Derrière le calme apparent de ce lundi de rentrée, on sent bien que le mois de septembre s’annonce comme un mauvais film d’action : trop de suspense, des acteurs totalement ingérables et un scénario où tout le monde attend les chiffres de l’emploi de vendredi comme si c’était la dernière chose qui pouvait encore changer les choses. Ce qui d’ailleurs peut-être bien le cas. Août a été un mois correct. Les trois indices principaux ont battu des records, la performance a été correcte et même les chiffres qui auraient pu nous laisser un arrière-goût désagréable – comme le PPI par exemple – ont été balayé du revers de la main, puisque finalement, et c’est certainement le résumé de ce mois d’août : Powell va baisser les taux le 17 septembre et c’est à peu près la seule chose qui compte en ce moment.

Sauf qu’il y a un problème : ce n’est pas bon marché. Alors oui, je sais, à l’heure actuelle c’est très très mal vu d’avoir un discours « prudent » (pour ne pas dire négatif ou pire, BEARISH). Mais force est de constater que les signaux d’alarme ne manquent pas. Si l’on compare avec les phases noires de l’histoire boursière, le comportement de certains indicateurs – comme les Leading Economis Indicators, ou les spreads entre le 2 ans et le 30 ans – des indicateurs qui nous disent de nous méfier, mais qui ne veulent pas non plus dire que le krach, c’est demain. Mais quand même. On n’est pas dans la situation la plus idéale pour investir, on ne peut pas le nier, il y a des fissures qui apparaissent. Même si les chiffres de vendredi sont excellents. Et ils le seront parce qu’aucun responsable économique n’osera publier le moindre chiffre qui pourraient déplaire au leader maximo américain. Trop dangereux. Nous sommes quand même dans des zones de valorisation qui font peur, sans compter que même Jensen Huang a déclaré que la croissance serait moins « verticale »..

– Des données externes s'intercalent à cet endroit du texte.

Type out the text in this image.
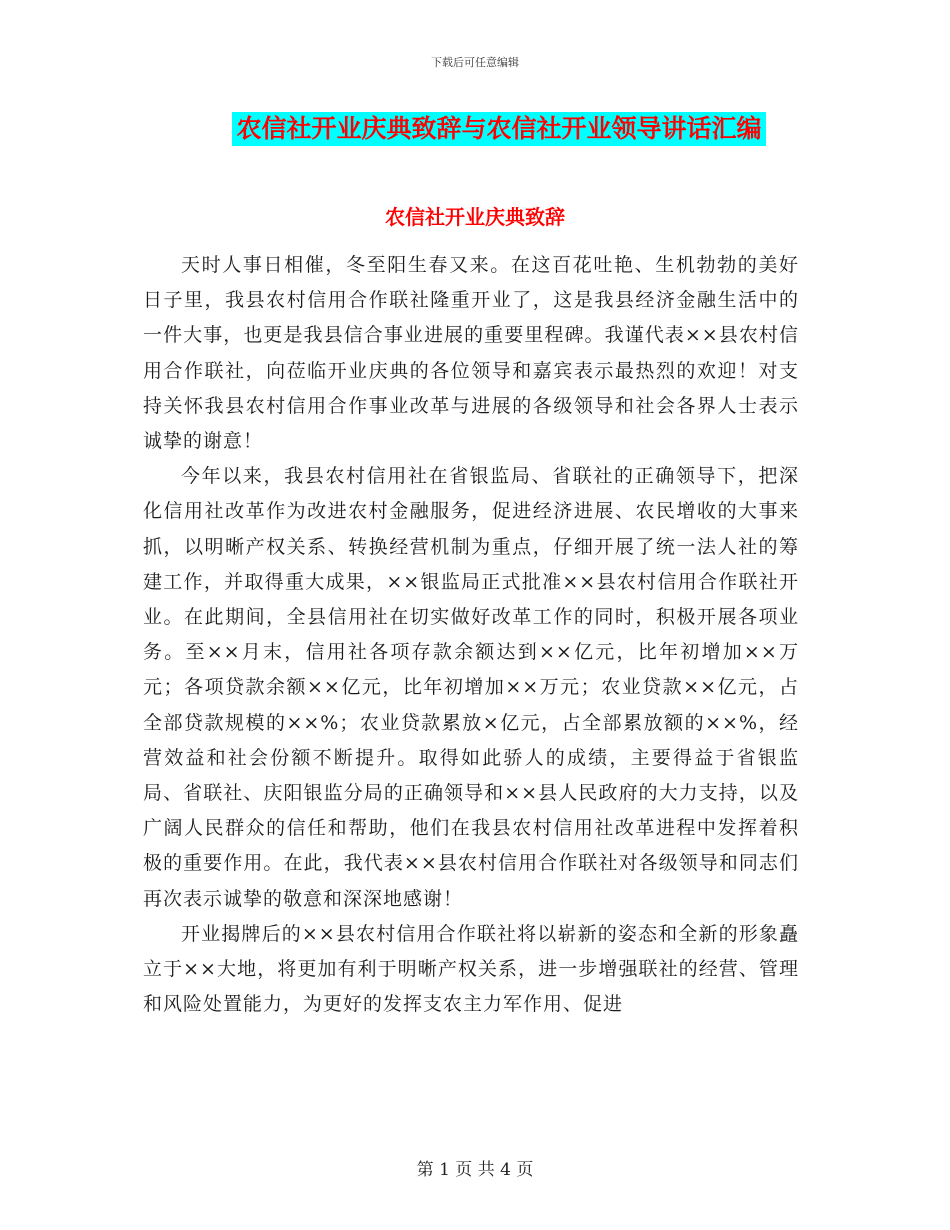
下载后可任意编辑
农信社开业庆典致辞与农信社开业领导讲话汇编
农信社开业庆典致辞

天时人事日相催，冬至阳生春又来。在这百花吐艳、生机勃勃的美好日子里，我县农村信用合作联社隆重开业了，这是我县经济金融生活中的一件大事，也更是我县信合事业进展的重要里程碑。我谨代表××县农村信用合作联社，向莅临开业庆典的各位领导和嘉宾表示最热烈的欢迎！对支持关怀我县农村信用合作事业改革与进展的各级领导和社会各界人士表示诚挚的谢意！

今年以来，我县农村信用社在省银监局、省联社的正确领导下，把深化信用社改革作为改进农村金融服务，促进经济进展、农民增收的大事来抓，以明晰产权关系、转换经营机制为重点，仔细开展了统一法人社的筹建工作，并取得重大成果，××银监局正式批准××县农村信用合作联社开业。在此期间，全县信用社在切实做好改革工作的同时，积极开展各项业务。至××月末，信用社各项存款余额达到××亿元，比年初增加××万元；各项贷款余额××亿元，比年初增加××万元；农业贷款××亿元，占全部贷款规模的××%；农业贷款累放×亿元，占全部累放额的××%，经营效益和社会份额不断提升。取得如此骄人的成绩，主要得益于省银监局、省联社、庆阳银监分局的正确领导和××县人民政府的大力支持，以及广阔人民群众的信任和帮助，他们在我县农村信用社改革进程中发挥着积极的重要作用。在此，我代表××县农村信用合作联社对各级领导和同志们再次表示诚挚的敬意和深深地感谢！

开业揭牌后的××县农村信用合作联社将以崭新的姿态和全新的形象矗立于××大地，将更加有利于明晰产权关系，进一步增强联社的经营、管理和风险处置能力，为更好的发挥支农主力军作用、促进

第 1 页 共 4 页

Des valorisations qui font peur

En tous les cas, si l’on se base sur les derniers articles du Wall Street Journal, selon les chiffres, le marché US est aujourd’hui plus cher que lors de la bulle internet. Oui, vous avez bien entendu, c’est plus cher qu’en l’an 2000, quand tout le monde croyait qu’on pouvait devenir milliardaire en vendant des chaussettes via un modem 56k qui faisait crouik-crouik-crouik et où il fallait 25 minutes pour downloader le dernier rapport des NFP en couleurs. Le Price-to-Sales du S&P 500 est de 3,23 – c’est un record absolu. Le Price-to-Earnings est de 22,5 fois les bénéfices attendus. La moyenne historique, c’est 16,8. Alors bien sûr, on nous dit que « cette fois, c’est différent » – mantra préféré des bull markets. Différent parce que l’IA va tout changer, différent parce que les profits sont costauds, différent parce que la Fed va baisser les taux. Peut-être. Mais à force de répéter que « c’est différent », on finit souvent par découvrir que c’est exactement pareil : trop cher, trop concentré, trop fragile.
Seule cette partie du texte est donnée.